Ob eine Trennung des Kindes von der Familie verfassungsrechtlich zulässig und zum Schutz der Grundrechte des Kindes verfassungsrechtlich geboten ist, hängt danach regelmäßig von einer Gefahrenprognose ab. Dem muss die Ausgestaltung des gerichtlichen Verfahrens Rechnung tragen. Das gerichtliche Verfahren muss geeignet und angemessen sein, eine möglichst zuverlässige Grundlage für die vom Gericht anzustellende Prognose über die Wahrscheinlichkeit des Schadenseintritts zu erlangen. Ob etwa Psychologen als Sachverständige hinzuzuziehen sind, um die für die Prognose notwendigen Erkenntnisse zu erlangen, muss das erkennende Gericht im Lichte seiner grundrechtlichen Schutzpflicht nach den Umständen des Einzelfalls beurteilen.

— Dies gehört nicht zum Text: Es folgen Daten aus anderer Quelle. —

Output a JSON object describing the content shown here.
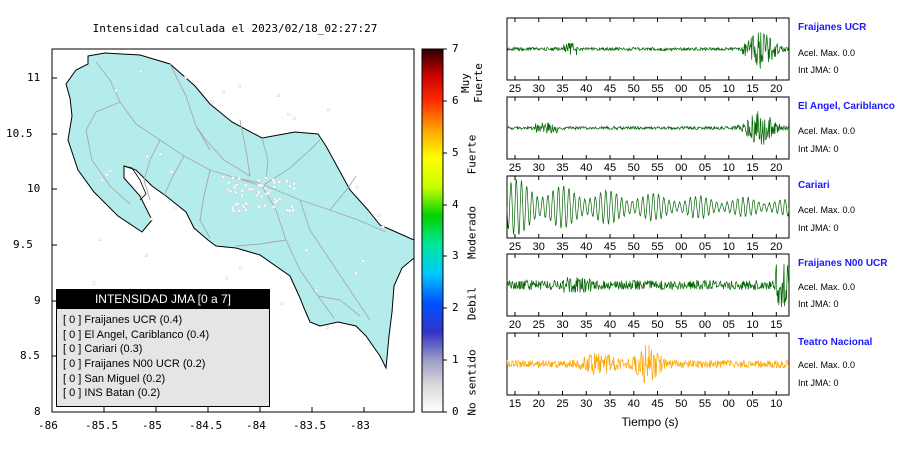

Bei dieser Prognose, ob eine solche erhebliche Gefährdung vorauszusehen ist, muss von Verfassungs wegen die drohende Schwere der Beeinträchtigung des Kindeswohls berücksichtigt werden. Je gewichtiger der zu erwartende Schaden für das Kind oder je weitreichender mit einer Beeinträchtigung des Kindeswohls zu rechnen ist, desto geringere Anforderungen müssen an den Grad der Wahrscheinlichkeit gestellt werden, mit der auf eine drohende oder erfolgte Verletzung geschlossen werden kann, und desto weniger belastbar muss die Tatsachengrundlage sein, von der auf die Gefährdung des Kindeswohls geschlossen wird.

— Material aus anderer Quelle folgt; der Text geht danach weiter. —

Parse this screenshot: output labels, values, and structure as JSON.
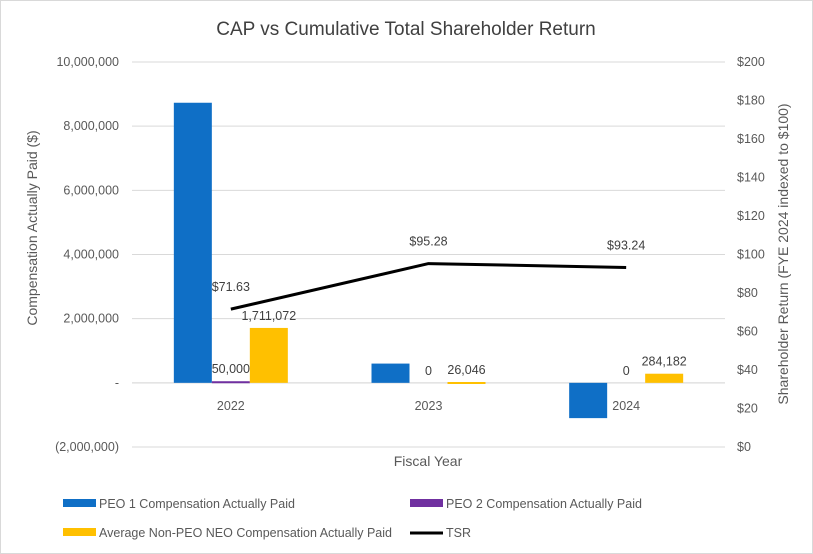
{
  "chart_data": {
    "type": "bar",
    "title": "CAP vs Cumulative Total Shareholder Return",
    "xlabel": "Fiscal Year",
    "ylabel": "Compensation Actually Paid ($)",
    "y2label": "Shareholder Return (FYE 2024 indexed to $100)",
    "categories": [
      "2022",
      "2023",
      "2024"
    ],
    "ylim": [
      -2000000,
      10000000
    ],
    "yticks": [
      -2000000,
      0,
      2000000,
      4000000,
      6000000,
      8000000,
      10000000
    ],
    "ytick_labels": [
      "(2,000,000)",
      "-",
      "2,000,000",
      "4,000,000",
      "6,000,000",
      "8,000,000",
      "10,000,000"
    ],
    "y2lim": [
      0,
      200
    ],
    "y2ticks": [
      0,
      20,
      40,
      60,
      80,
      100,
      120,
      140,
      160,
      180,
      200
    ],
    "y2tick_labels": [
      "$0",
      "$20",
      "$40",
      "$60",
      "$80",
      "$100",
      "$120",
      "$140",
      "$160",
      "$180",
      "$200"
    ],
    "series": [
      {
        "name": "PEO 1 Compensation Actually Paid",
        "kind": "bar",
        "axis": "left",
        "color": "#0f6fc6",
        "values": [
          8730000,
          600000,
          -1100000
        ],
        "labels": [
          "",
          "",
          ""
        ]
      },
      {
        "name": "PEO 2 Compensation Actually Paid",
        "kind": "bar",
        "axis": "left",
        "color": "#7030a0",
        "values": [
          50000,
          0,
          0
        ],
        "labels": [
          "50,000",
          "0",
          "0"
        ]
      },
      {
        "name": "Average Non-PEO NEO Compensation Actually Paid",
        "kind": "bar",
        "axis": "left",
        "color": "#ffc000",
        "values": [
          1711072,
          26046,
          284182
        ],
        "labels": [
          "1,711,072",
          "26,046",
          "284,182"
        ]
      },
      {
        "name": "TSR",
        "kind": "line",
        "axis": "right",
        "color": "#000000",
        "values": [
          71.63,
          95.28,
          93.24
        ],
        "labels": [
          "$71.63",
          "$95.28",
          "$93.24"
        ]
      }
    ],
    "legend": "bottom-left"
  }
}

Es begegnet keinen verfassungsrechtlichen Bedenken, dass das Oberlandesgericht eine nachhaltige Kindeswohlgefährdung durch mögliche zukünftige Misshandlungen oder erhebliche körperliche Verletzungen des Kindes festgestellt hat, obwohl es keine konkreteren Feststellungen zu den einzelnen Verletzungshandlungen oder Versäumnissen der Beschwerdeführenden als die erfolgten treffen konnte. Wegen des auf beanstandungsfrei gewonnener tatsächlicher Grundlage prognostizierten schweren gesundheitlichen Schadens für das Kind ist der Schluss aus den festgestellten Tatsachen darauf, dass bei der Betreuung durch die Beschwerdeführenden mit ziemlicher Sicherheit mit weiteren ähnlichen Verletzungen des Kindes zu rechnen ist, verfassungsrechtlich unbedenklich.
Bei beiden Verletzungen handelt es sich um erhebliche Verletzungen, letztere ist potenziell lebensbedrohlich. Angesichts der Schwere der durch weitere Verletzungen drohenden Schäden sind verfassungsrechtlich keine weitergehenden Feststellungen zum Grad der Wahrscheinlichkeit eines Schadenseintritts und auch keine weitergehende Konkretisierung möglicher Verletzungshandlungen geboten.
Entnommen aus dem Neuen Polizeiarchiv 3/2023, Lz. 103.